(Vibiznews – Forex) Poundsterling ditutup melemah pada hari Selasa, karena penguatan dolar AS yang didorong oleh eskalasi militer di Timur Tengah.
Pasangan mata uang GBP/USD ditutup turun 0,41% pada 1,3375.
Dolar AS mendapat dukungan luas karena ketegangan di Timur Tengah terus meningkat, dengan minyak mentah Brent mencapai $90 per barel dan pasar semakin memperkirakan periode harga minyak yang tinggi dalam jangka panjang daripada lonjakan jangka pendek.

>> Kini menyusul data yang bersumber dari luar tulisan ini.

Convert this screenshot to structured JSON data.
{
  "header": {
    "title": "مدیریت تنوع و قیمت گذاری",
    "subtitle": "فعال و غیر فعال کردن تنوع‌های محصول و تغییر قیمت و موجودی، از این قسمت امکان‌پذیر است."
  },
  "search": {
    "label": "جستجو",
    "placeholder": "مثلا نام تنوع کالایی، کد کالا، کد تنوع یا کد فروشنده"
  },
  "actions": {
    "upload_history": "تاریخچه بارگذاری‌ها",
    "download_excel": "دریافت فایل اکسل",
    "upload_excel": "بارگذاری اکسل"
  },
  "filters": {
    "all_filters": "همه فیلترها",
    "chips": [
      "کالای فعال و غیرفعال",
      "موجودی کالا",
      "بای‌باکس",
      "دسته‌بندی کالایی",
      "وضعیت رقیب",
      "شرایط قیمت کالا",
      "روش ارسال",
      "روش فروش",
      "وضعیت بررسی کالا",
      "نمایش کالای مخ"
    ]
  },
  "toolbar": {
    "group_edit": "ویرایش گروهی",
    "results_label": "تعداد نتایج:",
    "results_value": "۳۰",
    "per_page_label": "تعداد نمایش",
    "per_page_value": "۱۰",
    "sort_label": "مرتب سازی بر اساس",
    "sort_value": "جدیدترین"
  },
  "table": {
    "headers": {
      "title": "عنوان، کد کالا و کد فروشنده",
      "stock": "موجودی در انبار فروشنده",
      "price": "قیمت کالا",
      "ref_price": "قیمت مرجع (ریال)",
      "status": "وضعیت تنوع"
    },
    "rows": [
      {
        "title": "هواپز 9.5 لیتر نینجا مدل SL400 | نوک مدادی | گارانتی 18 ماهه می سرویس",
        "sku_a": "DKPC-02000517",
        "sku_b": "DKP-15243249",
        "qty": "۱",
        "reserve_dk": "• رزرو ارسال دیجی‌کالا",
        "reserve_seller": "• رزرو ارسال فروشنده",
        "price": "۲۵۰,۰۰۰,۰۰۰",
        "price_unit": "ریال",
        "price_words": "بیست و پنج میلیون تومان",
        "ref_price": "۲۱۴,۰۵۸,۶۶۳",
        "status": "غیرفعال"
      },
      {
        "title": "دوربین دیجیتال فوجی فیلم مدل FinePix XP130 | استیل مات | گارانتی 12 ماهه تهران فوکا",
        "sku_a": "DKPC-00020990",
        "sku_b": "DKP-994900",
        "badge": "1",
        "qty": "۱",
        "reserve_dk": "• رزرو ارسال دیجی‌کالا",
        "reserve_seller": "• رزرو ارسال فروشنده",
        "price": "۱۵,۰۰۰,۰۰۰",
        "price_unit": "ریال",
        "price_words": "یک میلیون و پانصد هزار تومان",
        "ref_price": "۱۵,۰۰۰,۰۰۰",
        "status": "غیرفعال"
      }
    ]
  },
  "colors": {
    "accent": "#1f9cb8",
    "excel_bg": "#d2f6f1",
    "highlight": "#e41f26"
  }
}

Presiden AS Donald Trump telah berjanji akan membalas terhadap Iran setelah pembunuhan tiga anggota militer AS di Yordania, sementara militan Houthi mengancam akan memblokade Arab Saudi di Laut Merah.
Sore ini Inflasi tahunan Juni Inggris terealisir menurun, menekan mata uang Poundsterling.
Tingkat inflasi tahunan di Inggris Raya melambat menjadi 2,6% pada Juni 2026 dari 2,8% pada Mei, lebih lambat dari perkiraan penurunan menjadi 2,7%.
Ini menandai angka terendah sejak Maret 2025, didorong oleh moderasi inflasi transportasi (5,7% vs. 6,8% pada Mei), dengan kontribusi penurunan terbesar berasal dari bahan bakar kendaraan bermotor, khususnya solar.
Analyst Vibiz Research Center memperkirakan untuk perdagangan selanjutnya, mata uang Poundsterling dapat bergerak turun terpicu konflik Timur Tengah yang menguatkan harga minyak dan menekan Poundsterling. Demikian juga inflasi tahunan Juni Inggris yang turun, menekan mata uang Poundsterling. Pasangan mata uang GBP/USD diperkirakan bergerak dalam kisaran Support 1.3338-1.3301. Namun jika naik, akan bergerak dalam kisaran Resistance 1.3434-1.3301.